The memory of that lingered, shaping future agricultural policy in the U.S. around citrus. 

In June 1967 (32 Fed. Reg. 7941–8011), the USDA issued a blanket ban on the imports of all fruits and peels in the Rutaceae (citrus) family from most of Asia. Since Sichuan pepper belongs to this citrus family, it was swept up in the ban.


Note: It took a while for us to track it down, but we found the original ban on page 7959 of 32 Fed. Reg. 7941–8011.

Because of this sweeping ban, chefs were stymied for over four decades — and one of our customers, Stan, even wrote to us humorously likening the procuring of Sichuan peppers in 2003 to a furtive "street" deal.

From 2002 to 2006, the USDA dispatched inspectors nationwide to seize Sichuan peppercorn — the U.S. market’s #1 banned spice at the time — only to confirm that not a single case of citrus canker was found in the seized Sichuan peppers. 

 

So, in 2004, the USDA approved a 140°F, 20-minute heat treatment to eliminate citrus canker risk from Sichuan pepper, allowing its restricted import. This process, however, severely dulls Sichuan pepper’s signature numbing tingle and bright citrus notes.
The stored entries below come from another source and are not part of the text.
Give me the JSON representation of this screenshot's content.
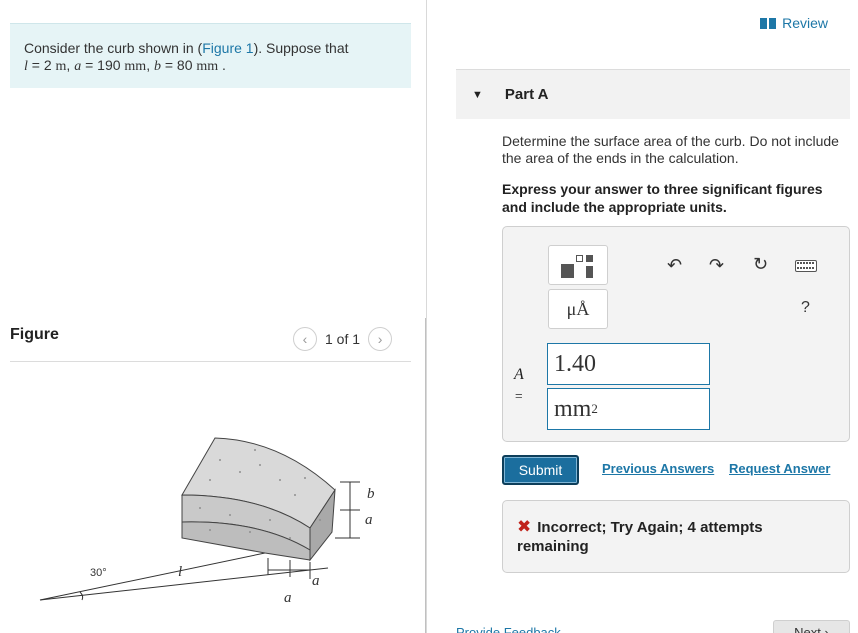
{
  "problem": {
    "prefix": "Consider the curb shown in (",
    "figure_link": "Figure 1",
    "suffix": "). Suppose that",
    "l_var": "l",
    "l_value": " = 2 ",
    "l_unit": "m",
    "a_var": "a",
    "a_value": " = 190 ",
    "a_unit": "mm",
    "b_var": "b",
    "b_value": " = 80 ",
    "b_unit": "mm"
  },
  "figure": {
    "title": "Figure",
    "pager_text": "1 of 1",
    "prev_icon": "chevron-left-icon",
    "next_icon": "chevron-right-icon",
    "labels": {
      "angle": "30°",
      "l": "l",
      "a_bottom": "a",
      "a_bottom2": "a",
      "a_side": "a",
      "b_side": "b"
    }
  },
  "review": {
    "label": "Review",
    "icon": "book-icon"
  },
  "part": {
    "label": "Part A",
    "caret_icon": "caret-down-icon"
  },
  "question": "Determine the surface area of the curb. Do not include the area of the ends in the calculation.",
  "instruction": "Express your answer to three significant figures and include the appropriate units.",
  "answer": {
    "variable": "A",
    "equals": "=",
    "value": "1.40",
    "unit_base": "mm",
    "unit_exp": "2",
    "units_button": "μÅ",
    "help": "?",
    "toolbar_icons": [
      "templates-icon",
      "units-icon",
      "undo-icon",
      "redo-icon",
      "reset-icon",
      "keyboard-icon",
      "help-icon"
    ]
  },
  "actions": {
    "submit": "Submit",
    "previous_answers": "Previous Answers",
    "request_answer": "Request Answer"
  },
  "feedback": {
    "icon": "x-icon",
    "text": "Incorrect; Try Again; 4 attempts remaining",
    "color": "#c0221a"
  },
  "footer": {
    "provide_feedback": "Provide Feedback",
    "next": "Next"
  },
  "colors": {
    "link": "#1d77a7",
    "problem_bg": "#e6f4f6",
    "submit_bg": "#1b6e9e"
  }
}
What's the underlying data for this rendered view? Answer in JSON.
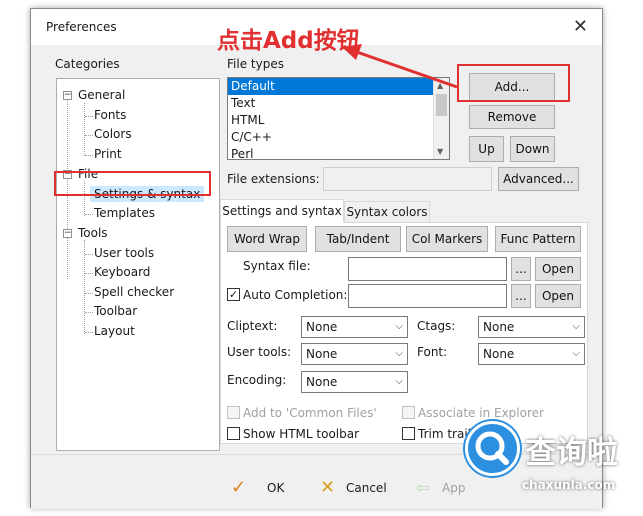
{
  "window": {
    "title": "Preferences"
  },
  "annotation": {
    "text": "点击Add按钮"
  },
  "categories": {
    "label": "Categories",
    "tree": [
      {
        "label": "General",
        "toggle": "−"
      },
      {
        "label": "Fonts"
      },
      {
        "label": "Colors"
      },
      {
        "label": "Print"
      },
      {
        "label": "File",
        "toggle": "−"
      },
      {
        "label": "Settings & syntax"
      },
      {
        "label": "Templates"
      },
      {
        "label": "Tools",
        "toggle": "−"
      },
      {
        "label": "User tools"
      },
      {
        "label": "Keyboard"
      },
      {
        "label": "Spell checker"
      },
      {
        "label": "Toolbar"
      },
      {
        "label": "Layout"
      }
    ]
  },
  "file_types": {
    "label": "File types",
    "items": [
      "Default",
      "Text",
      "HTML",
      "C/C++",
      "Perl"
    ],
    "selected": "Default"
  },
  "buttons": {
    "add": "Add...",
    "remove": "Remove",
    "up": "Up",
    "down": "Down",
    "advanced": "Advanced..."
  },
  "file_extensions": {
    "label": "File extensions:"
  },
  "tabs": [
    "Settings and syntax",
    "Syntax colors"
  ],
  "settings": {
    "word_wrap": "Word Wrap",
    "tab_indent": "Tab/Indent",
    "col_markers": "Col Markers",
    "func_pattern": "Func Pattern",
    "syntax_file_label": "Syntax file:",
    "auto_completion_label": "Auto Completion:",
    "auto_completion_checked": true,
    "browse": "...",
    "open": "Open",
    "cliptext_label": "Cliptext:",
    "cliptext_value": "None",
    "ctags_label": "Ctags:",
    "ctags_value": "None",
    "user_tools_label": "User tools:",
    "user_tools_value": "None",
    "font_label": "Font:",
    "font_value": "None",
    "encoding_label": "Encoding:",
    "encoding_value": "None",
    "add_common_files": "Add to 'Common Files'",
    "associate_explorer": "Associate in Explorer",
    "show_html_toolbar": "Show HTML toolbar",
    "trim_trailing": "Trim traili"
  },
  "footer": {
    "ok": "OK",
    "cancel": "Cancel",
    "apply": "App"
  },
  "watermark": {
    "brand": "查询啦",
    "site": "chaxunla.com"
  }
}
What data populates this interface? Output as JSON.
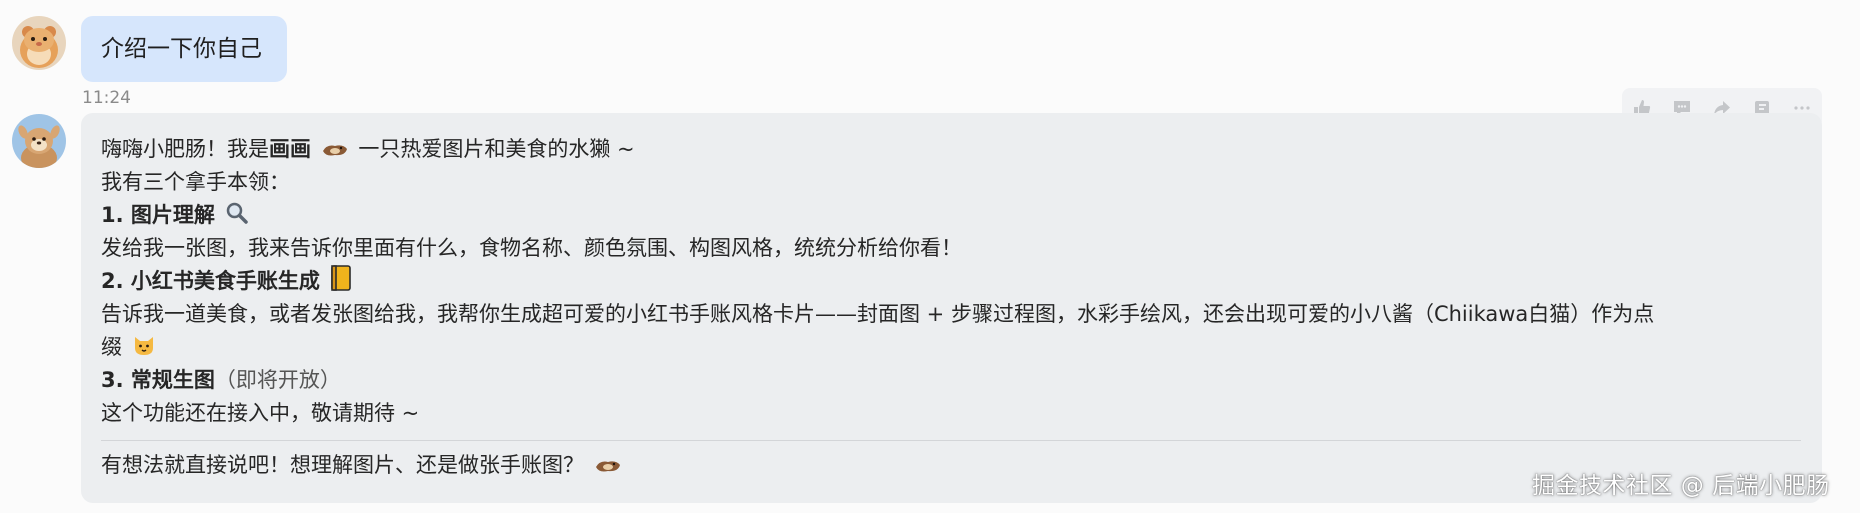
{
  "user_message": {
    "text": "介绍一下你自己",
    "time": "11:24"
  },
  "bot_message": {
    "intro_pre": "嗨嗨小肥肠！我是",
    "intro_name": "画画",
    "intro_post": "一只热爱图片和美食的水獭 ~",
    "skills_heading": "我有三个拿手本领：",
    "skill_1_title": "1. 图片理解",
    "skill_1_desc": "发给我一张图，我来告诉你里面有什么，食物名称、颜色氛围、构图风格，统统分析给你看！",
    "skill_2_title": "2. 小红书美食手账生成",
    "skill_2_desc": "告诉我一道美食，或者发张图给我，我帮你生成超可爱的小红书手账风格卡片——封面图 + 步骤过程图，水彩手绘风，还会出现可爱的小八酱（Chiikawa白猫）作为点",
    "skill_2_desc_cont": "缀",
    "skill_3_title": "3. 常规生图",
    "skill_3_note": "（即将开放）",
    "skill_3_desc": "这个功能还在接入中，敬请期待 ~",
    "closing": "有想法就直接说吧！想理解图片、还是做张手账图？"
  },
  "toolbar": {
    "icons": [
      "thumbs-up-icon",
      "comment-icon",
      "share-icon",
      "save-icon",
      "more-icon"
    ]
  },
  "watermark": "掘金技术社区 @ 后端小肥肠",
  "colors": {
    "user_bubble": "#d6e6fc",
    "bot_bubble": "#eceef0",
    "background": "#fbfbfb"
  }
}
By 2007, however, a new USDA regulation was introduced allowing the importation of all dried fruits, vegetables, and nuts without requiring permits or phytosanitary certificates. Since Sichuan peppers were dried during processing, this effectively removed all restrictions from their imports! Hallelujah! 

However, heat-treated Sichuan peppers persisted in the market all the way until 2017, as many exporters and farmers simply didn’t notice the quiet lift on the ban.

It took years of persistence (and a few sharp-eyed rule readers) to finally spread the word — that real, untreated Sichuan pepper was once again legal, and better than ever.

Thankfully, untreated Sichuan peppers are free to tingle today — untethered and untreated — allowing us to fully experience the complex citrus, floral, and bold notes of this now-celebrated spice.

After all that, it’s kind of wild to think Sichuan pepper is now something you can toss into your cart without a second thought. No permits. No heat treatment. No back alley street deals. Just the real thing — citrusy, floral, electric — finally back where it belongs.